Early that morning, several friends and I had hiked down to the Hudson River under threatening skies to observe the tidal swell: whitecaps on the river and water sloshing over the seawall onto the footpath. At that point, the tide was about five feet above normal. Crowds of gawkers stood along a hastily erected barricade as their kids cavorted along the bike path. Later that afternoon, we returned to the same spot at low tide and discovered that the barricades had been set aside. Groups of storm watchers were out on the piers as a fine mist blew through the air, punctuated by an intermittent gale that sent hats flying.
At high tide, around 9 p.m., a return to the waterfront. What a sight awaited then! Amid stronger gusts of wind, but still little rain, and stepping over a giant tree that had been downed on Charles Street, I discovered the waters had inundated the West Side Highway and were creeping up the incline on Charles Street toward the intersection of Washington Street. Water glinted from the submerged highway. Even more weirdly, a few cars were bobbing up and down in the floodwaters. We planted ourselves on the terrace of a luxury high-rise overlooking the highway and the mighty river beyond, as employees behind us feverishly stacked bags of salt—in lieu of actual sandbags—to protect the front door of the condo in a hopelessly rearguard action.
A man sat in a new Mercedes and tried frantically to start his sodden engine. A small crowd had gathered just above the waterline and tried to persuade him to abandon the vehicle. I stopped to see some friends on West 12th Street who were in danger of being flooded out. We trekked down to the waterside again, a distance of two blocks. At this point, the waters had advanced even farther. The street was impassable, and the rising tide had isolated apartment buildings up and down the block. A crowd of Halloween-party attendees, still wearing their costumes and looking worried, stood forlorn on one front stoop. Without a word to the others, one of their number stripped off his trousers and waded through the water in his underpants to reach safety, his pants hoisted over his head like a flag.
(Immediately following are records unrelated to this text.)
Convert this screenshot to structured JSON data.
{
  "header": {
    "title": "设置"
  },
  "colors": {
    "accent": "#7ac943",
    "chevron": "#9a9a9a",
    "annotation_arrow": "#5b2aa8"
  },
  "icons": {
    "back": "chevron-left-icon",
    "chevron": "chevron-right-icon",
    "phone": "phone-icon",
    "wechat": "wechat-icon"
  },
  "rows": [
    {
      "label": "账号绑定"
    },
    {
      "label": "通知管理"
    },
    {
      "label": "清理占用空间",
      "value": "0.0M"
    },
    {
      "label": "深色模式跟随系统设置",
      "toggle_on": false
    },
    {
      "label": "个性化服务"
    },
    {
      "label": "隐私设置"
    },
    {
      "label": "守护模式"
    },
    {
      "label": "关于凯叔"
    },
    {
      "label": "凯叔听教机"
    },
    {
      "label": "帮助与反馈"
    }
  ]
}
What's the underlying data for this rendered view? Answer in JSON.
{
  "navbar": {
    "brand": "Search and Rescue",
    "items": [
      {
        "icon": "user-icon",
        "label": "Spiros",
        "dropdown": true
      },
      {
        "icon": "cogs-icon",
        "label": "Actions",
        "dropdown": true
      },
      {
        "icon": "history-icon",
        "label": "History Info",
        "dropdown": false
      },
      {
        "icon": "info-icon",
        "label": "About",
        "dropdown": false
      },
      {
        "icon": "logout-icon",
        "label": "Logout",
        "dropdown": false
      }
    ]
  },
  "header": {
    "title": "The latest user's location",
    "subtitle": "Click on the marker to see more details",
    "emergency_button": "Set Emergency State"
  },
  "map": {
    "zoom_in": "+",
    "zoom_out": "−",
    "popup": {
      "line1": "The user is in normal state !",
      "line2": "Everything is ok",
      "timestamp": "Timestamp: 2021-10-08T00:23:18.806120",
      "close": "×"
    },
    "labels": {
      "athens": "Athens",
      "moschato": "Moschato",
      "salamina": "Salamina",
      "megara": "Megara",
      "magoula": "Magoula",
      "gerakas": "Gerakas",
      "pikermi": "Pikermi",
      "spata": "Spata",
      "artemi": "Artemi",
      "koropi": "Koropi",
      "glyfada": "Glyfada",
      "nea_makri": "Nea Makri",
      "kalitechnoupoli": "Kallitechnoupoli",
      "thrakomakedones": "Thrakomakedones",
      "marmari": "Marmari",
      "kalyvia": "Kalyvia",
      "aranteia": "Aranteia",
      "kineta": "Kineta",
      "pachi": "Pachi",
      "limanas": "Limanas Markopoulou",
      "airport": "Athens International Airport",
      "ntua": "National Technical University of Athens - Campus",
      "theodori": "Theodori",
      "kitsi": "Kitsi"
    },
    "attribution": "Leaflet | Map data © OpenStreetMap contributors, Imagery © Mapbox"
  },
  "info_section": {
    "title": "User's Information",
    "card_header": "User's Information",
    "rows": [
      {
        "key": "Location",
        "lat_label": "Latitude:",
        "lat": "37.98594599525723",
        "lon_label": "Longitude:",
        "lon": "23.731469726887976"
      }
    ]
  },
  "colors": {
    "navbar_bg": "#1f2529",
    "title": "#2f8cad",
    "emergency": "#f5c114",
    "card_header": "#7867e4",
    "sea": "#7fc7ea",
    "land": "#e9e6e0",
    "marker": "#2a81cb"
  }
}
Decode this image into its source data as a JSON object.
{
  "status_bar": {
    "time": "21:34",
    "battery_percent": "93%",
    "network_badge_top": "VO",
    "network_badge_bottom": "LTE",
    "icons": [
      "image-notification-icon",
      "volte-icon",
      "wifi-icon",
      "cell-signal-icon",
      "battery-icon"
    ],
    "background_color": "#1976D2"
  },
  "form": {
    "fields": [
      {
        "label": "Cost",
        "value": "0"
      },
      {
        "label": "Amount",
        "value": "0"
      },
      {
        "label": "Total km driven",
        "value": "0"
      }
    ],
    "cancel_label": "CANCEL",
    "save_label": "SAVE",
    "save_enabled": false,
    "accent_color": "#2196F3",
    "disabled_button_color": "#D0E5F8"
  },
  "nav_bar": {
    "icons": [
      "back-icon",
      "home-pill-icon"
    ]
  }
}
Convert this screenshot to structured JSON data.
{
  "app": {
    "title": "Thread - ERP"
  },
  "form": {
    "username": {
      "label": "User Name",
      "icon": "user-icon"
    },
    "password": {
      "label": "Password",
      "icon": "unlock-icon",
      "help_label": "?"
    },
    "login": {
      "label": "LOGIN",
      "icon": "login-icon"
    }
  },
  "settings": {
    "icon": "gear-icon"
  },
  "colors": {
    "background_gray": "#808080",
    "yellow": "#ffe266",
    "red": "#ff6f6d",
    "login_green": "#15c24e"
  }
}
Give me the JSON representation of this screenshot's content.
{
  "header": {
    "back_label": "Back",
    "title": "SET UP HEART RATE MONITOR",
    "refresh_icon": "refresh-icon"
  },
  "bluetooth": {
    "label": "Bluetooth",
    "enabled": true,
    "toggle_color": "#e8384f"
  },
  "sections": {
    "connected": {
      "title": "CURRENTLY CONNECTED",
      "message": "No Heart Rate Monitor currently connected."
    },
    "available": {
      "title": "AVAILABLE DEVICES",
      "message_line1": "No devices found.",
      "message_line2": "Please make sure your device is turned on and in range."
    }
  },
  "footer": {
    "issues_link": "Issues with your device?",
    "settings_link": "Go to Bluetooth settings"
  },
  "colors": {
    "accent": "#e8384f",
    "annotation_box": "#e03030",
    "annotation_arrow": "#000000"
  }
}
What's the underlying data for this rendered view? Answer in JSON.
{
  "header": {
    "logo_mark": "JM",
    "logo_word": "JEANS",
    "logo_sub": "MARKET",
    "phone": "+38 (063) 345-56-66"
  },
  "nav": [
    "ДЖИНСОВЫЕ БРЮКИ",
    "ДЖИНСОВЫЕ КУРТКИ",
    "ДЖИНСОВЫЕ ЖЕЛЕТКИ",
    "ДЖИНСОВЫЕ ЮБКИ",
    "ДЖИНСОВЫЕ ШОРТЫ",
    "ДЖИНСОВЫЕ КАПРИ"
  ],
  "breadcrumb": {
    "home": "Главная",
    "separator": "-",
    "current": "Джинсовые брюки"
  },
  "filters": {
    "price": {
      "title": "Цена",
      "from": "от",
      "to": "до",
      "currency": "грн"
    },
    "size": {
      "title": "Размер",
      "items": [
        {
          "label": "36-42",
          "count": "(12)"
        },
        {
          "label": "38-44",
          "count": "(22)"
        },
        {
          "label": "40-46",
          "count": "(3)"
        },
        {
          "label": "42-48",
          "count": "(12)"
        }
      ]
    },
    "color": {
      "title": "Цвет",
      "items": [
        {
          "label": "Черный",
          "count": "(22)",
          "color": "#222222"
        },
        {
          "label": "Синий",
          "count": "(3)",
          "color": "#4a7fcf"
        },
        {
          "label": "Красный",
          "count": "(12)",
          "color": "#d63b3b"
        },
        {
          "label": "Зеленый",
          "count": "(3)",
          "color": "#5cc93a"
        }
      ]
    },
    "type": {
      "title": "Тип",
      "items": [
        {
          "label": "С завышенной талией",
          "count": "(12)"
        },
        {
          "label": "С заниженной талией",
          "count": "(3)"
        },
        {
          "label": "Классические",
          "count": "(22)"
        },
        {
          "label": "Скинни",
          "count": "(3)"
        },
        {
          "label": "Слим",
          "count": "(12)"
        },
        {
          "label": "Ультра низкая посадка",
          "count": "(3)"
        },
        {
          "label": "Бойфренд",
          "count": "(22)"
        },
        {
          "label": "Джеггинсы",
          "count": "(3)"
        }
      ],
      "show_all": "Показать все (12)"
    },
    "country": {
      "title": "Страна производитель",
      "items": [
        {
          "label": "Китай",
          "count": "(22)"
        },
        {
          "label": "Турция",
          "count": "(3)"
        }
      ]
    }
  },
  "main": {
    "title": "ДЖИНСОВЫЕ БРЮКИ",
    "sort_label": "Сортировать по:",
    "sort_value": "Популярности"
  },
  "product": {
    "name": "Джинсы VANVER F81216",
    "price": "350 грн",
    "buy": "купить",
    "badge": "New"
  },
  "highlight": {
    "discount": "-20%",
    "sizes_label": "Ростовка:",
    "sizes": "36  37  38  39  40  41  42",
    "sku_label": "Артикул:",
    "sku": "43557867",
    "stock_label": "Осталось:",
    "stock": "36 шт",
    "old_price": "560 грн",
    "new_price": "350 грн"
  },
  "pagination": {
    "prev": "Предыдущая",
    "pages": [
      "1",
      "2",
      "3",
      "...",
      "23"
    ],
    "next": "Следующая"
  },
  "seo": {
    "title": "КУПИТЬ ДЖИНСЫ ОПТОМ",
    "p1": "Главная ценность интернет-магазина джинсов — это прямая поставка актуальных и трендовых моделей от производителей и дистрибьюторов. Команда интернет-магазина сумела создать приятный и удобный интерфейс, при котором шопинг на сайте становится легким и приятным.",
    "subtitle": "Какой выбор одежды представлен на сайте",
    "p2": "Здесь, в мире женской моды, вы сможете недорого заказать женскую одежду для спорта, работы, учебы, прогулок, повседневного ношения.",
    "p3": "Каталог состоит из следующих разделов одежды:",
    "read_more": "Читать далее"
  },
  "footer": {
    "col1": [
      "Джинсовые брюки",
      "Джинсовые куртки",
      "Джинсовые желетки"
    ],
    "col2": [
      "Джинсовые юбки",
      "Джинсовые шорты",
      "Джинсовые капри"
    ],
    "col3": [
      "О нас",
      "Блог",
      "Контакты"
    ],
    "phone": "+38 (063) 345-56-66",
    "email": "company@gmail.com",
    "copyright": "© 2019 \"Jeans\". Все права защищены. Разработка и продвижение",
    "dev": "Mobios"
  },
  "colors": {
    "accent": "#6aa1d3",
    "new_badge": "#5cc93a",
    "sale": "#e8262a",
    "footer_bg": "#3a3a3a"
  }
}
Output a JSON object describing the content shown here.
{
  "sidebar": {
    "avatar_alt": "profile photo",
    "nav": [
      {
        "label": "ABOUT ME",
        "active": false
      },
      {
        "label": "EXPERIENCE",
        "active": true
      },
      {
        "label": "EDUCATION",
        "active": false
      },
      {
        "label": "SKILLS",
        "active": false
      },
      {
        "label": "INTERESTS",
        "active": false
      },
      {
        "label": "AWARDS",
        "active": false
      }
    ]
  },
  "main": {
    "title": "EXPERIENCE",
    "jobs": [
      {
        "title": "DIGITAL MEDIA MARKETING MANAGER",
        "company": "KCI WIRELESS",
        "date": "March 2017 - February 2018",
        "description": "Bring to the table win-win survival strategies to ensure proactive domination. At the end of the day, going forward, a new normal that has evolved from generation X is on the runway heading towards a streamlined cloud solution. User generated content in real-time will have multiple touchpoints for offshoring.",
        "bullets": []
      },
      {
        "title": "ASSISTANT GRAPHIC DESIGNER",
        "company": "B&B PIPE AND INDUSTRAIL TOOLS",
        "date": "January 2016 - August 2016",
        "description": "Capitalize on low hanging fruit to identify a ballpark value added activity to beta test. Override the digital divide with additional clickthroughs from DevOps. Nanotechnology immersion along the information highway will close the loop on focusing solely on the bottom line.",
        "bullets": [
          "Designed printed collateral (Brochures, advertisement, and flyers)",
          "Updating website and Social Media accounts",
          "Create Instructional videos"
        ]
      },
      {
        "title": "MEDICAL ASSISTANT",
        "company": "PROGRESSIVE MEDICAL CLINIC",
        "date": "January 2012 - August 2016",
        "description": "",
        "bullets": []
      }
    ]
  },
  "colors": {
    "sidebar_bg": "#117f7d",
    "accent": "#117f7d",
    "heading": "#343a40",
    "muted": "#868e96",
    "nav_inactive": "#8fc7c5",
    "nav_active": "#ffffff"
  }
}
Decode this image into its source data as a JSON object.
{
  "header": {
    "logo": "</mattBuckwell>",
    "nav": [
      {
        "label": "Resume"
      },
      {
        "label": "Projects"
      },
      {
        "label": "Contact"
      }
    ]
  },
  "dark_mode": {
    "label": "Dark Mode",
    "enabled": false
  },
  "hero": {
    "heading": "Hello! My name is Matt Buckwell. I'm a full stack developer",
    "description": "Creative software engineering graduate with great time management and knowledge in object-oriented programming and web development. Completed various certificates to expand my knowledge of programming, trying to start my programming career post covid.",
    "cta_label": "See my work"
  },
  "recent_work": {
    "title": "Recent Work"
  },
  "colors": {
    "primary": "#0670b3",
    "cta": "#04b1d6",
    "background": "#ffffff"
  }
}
As we walked back to our friends’ house, we heard a loud cracking noise and saw the sky light up to the east, as if from fireworks. As we sat later around the kitchen table drinking wine, the lights flickered a few times, and then we were plunged into darkness. Apparently, the explosion we’d heard was the 14th Street transformer yard on Avenue C going up. Back at my apartment, my companion and I spent a cold night without heat, hot water, electricity, cell phone service, or Wi-Fi—like so many in NYC. You never know how dependent you are on modern conveniences until you walk around your apartment on the day after a disaster, still trying to flick on the lights as you enter every room.